Dans un second temps, le prévenu conteste, sur le fond, la constitution de partie civile de la LICRA
et invoque la méconnaissance par les juges du fond des dispositions des articles 48-1 de la loi du
29 juillet 1881 et 1382 du code civil. Sur ce point, la chambre criminelle relève que la cour d’appel
a correctement caractérisé l’infraction poursuivie et exactement appliqué, en conséquence, l’article
48-1 précité, puisque l’« association, régulièrement déclarée depuis plus de cinq ans à la date des
faits et se proposant, par ses statuts, de combattre le racisme et d’assister les victimes de
discrimination, peut exercer les droits reconnus à la partie civile ». La Cour de cassation ajoute que
« les juges du fond ont souverainement apprécié, dans les limites des conclusions de la partie
civile, le montant de l’indemnité propre à réparer le dommage résultant de l’infraction retenue ».
Depuis 1972, certaines associations déclarées depuis au moins cinq ans sont autorisées à
poursuivre spécialement les infractions de presse portant atteinte aux intérêts qu’elles défendent.

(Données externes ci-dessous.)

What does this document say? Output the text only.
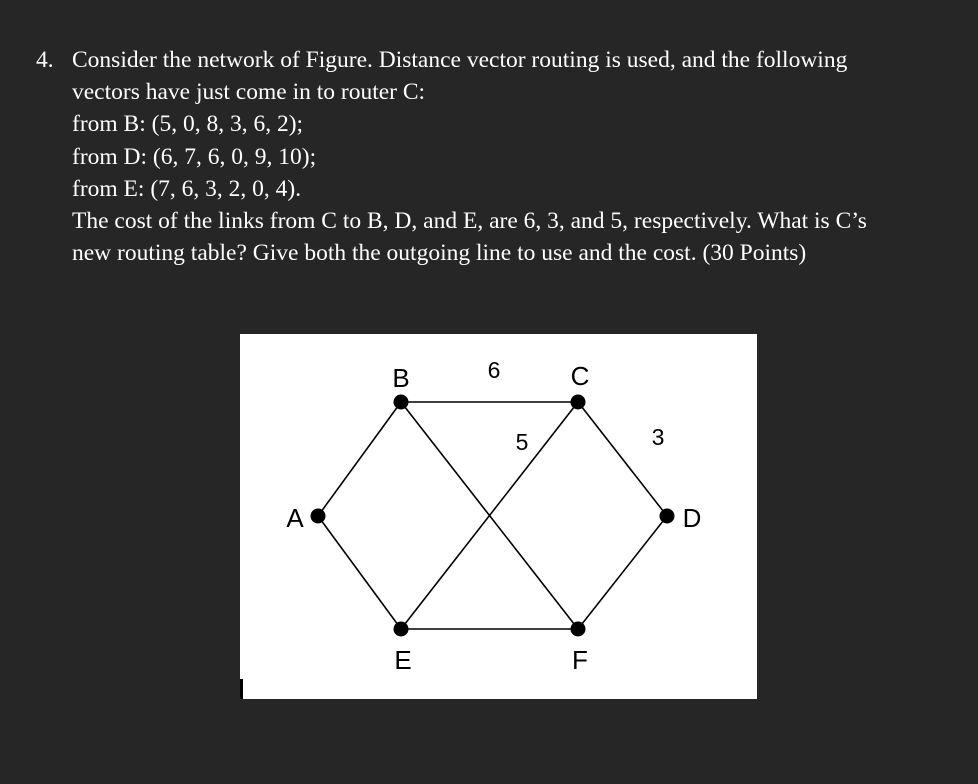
4. Consider the network of Figure. Distance vector routing is used, and the following
vectors have just come in to router C:
from B: (5, 0, 8, 3, 6, 2);
from D: (6, 7, 6, 0, 9, 10);
from E: (7, 6, 3, 2, 0, 4).
The cost of the links from C to B, D, and E, are 6, 3, and 5, respectively. What is C’s
new routing table? Give both the outgoing line to use and the cost. (30 Points)
B	C
A	D
E	F
6
5	3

Ainsi, l’article 48-1 permet aux associations de lutte contre le racisme d’exercer les droits reconnus
à la partie civile en ce qui concerne les délits de provocation à la discrimination raciale (art. 24, al.
6), de diffamation raciale (art. 32, al. 2) et d’injure raciale (art. 33, al. 3 ; sur l’action de ces
associations, V. Rép. pén. préc., nos 152 s.). Depuis 1990, ce texte confère les mêmes droits aux
associations ayant pour objet d’assister les victimes de discrimination fondée sur leur origine
nationale, ethnique, raciale ou religieuse. Pour être recevable, l’association doit seulement compter
parmi ses objets la lutte contre le racisme, cette dernière notion étant entendue largement (V.
Crim. 16 avr. 1991, Bull. crim. no 182 ; 2 mars 1993, Bull. crim. no 94).